Don’t fear stock market all-time highs

As we reach the end of autumn, let’s look back on a momentous event that occurred 70 years ago this fall — the 1929 stock market crash that ushered in the Great Depression.

After that crash, stocks in the Dow Jones Industrial Average did not return to their earlier 1929 levels until 1954; that’s more than 25 years from peak to peak. Of course, the numbers don’t include dividends, which were much higher back then, but the point remains that there can be long droughts when stocks meander and don’t post higher highs.

These days, we’re looking at a stock market that has hit more than 20 new highs in 2019 alone. Should we be worried?

One of the hardest parts of investing in the stock market is that there is always something to worry about. This is true even when things are going well, as they are now with markets at or near all-time highs depending on the day.

A worry that we hear among some of our clients is that markets are “due” for a return to normalcy and that it doesn’t make sense to get in the market near all-time highs.

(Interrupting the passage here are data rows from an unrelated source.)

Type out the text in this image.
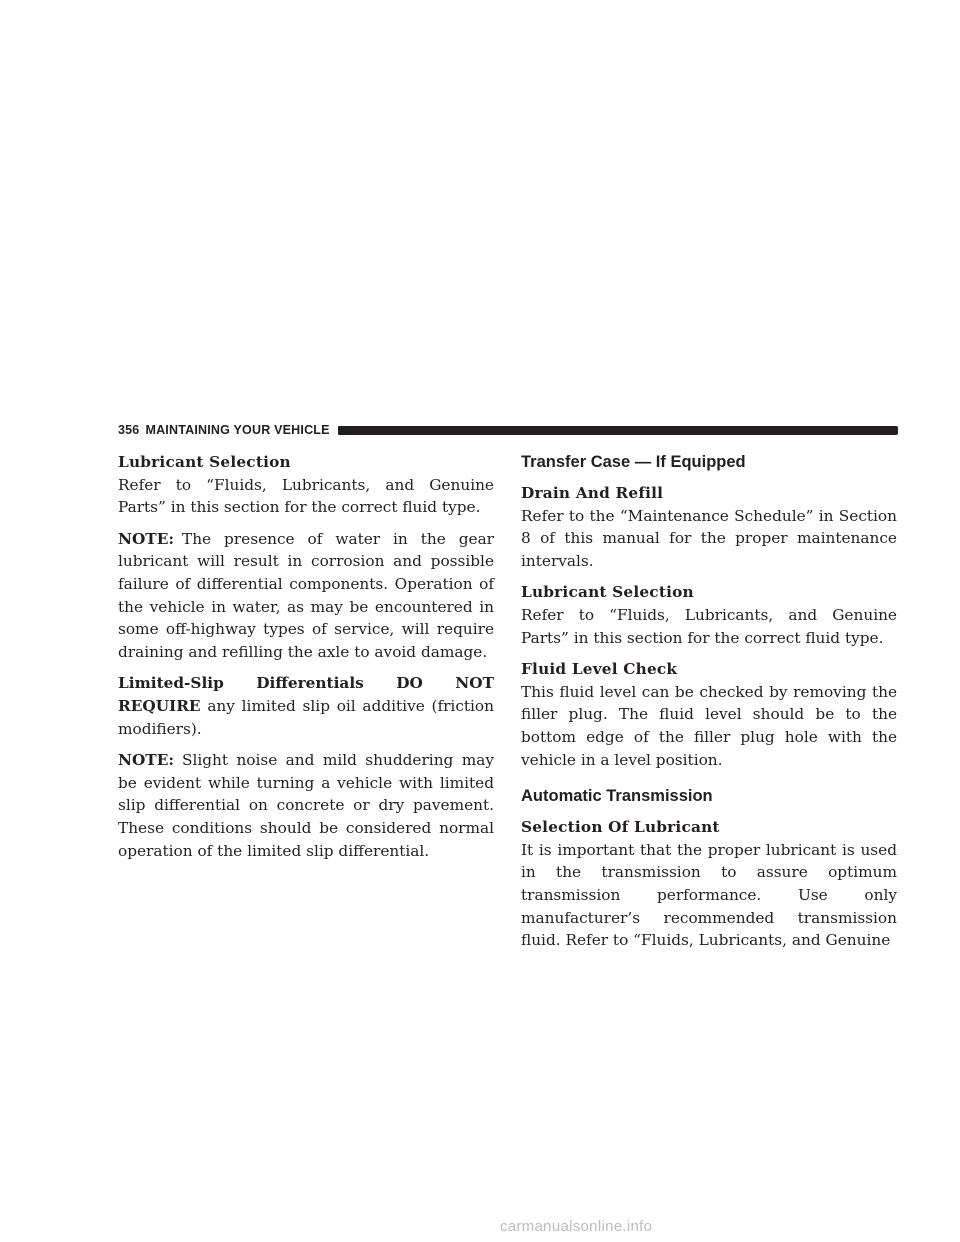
356 MAINTAINING YOUR VEHICLE
Lubricant Selection

Refer to “Fluids, Lubricants, and Genuine Parts” in this section for the correct fluid type.

NOTE: The presence of water in the gear lubricant will result in corrosion and possible failure of differential components. Operation of the vehicle in water, as may be encountered in some off-highway types of service, will require draining and refilling the axle to avoid damage.

Limited-Slip Differentials DO NOT REQUIRE any limited slip oil additive (friction modifiers).

NOTE: Slight noise and mild shuddering may be evident while turning a vehicle with limited slip differential on concrete or dry pavement. These conditions should be considered normal operation of the limited slip differential.

Transfer Case — If Equipped
Drain And Refill

Refer to the “Maintenance Schedule” in Section 8 of this manual for the proper maintenance intervals.

Lubricant Selection

Refer to “Fluids, Lubricants, and Genuine Parts” in this section for the correct fluid type.

Fluid Level Check

This fluid level can be checked by removing the filler plug. The fluid level should be to the bottom edge of the filler plug hole with the vehicle in a level position.

Automatic Transmission
Selection Of Lubricant

It is important that the proper lubricant is used in the transmission to assure optimum transmission performance. Use only manufacturer’s recommended transmission fluid. Refer to “Fluids, Lubricants, and Genuine

carmanualsonline.info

Here’s a quick history lesson to put that worry to rest: Since World War II, the stock market has spent nearly 40% of the time within 5% of all-time highs, while 54% of the time, stocks have closed within 10% of an all-time high.

All-time highs tend to cluster as strong performance begets even more strong performance in the markets. Rising markets attract more buyers because investors are human.

So, don’t be afraid of all-time highs. Embrace them. Following an all-time high, stocks are up roughly 70% of the time going out one, three, and five years into the future.

Eventually, of course, one of these all-time highs will remain in place for some time. But don’t let that deter you, because it’s impossible to predict with any degree of certainty which one that will be. If you plan on being in stocks for the long term, which is basically every investor (including most retirees), then you’re going to need to get used to the fact that stocks mostly go up over time and new highs are completely normal.

While we remain vigilant against the threats that another monster downturn poses to our clients’ portfolios, it’s important to embrace the uncertainty and let a rising stock market do what it has done so well for all these years–create wealth for you and your family.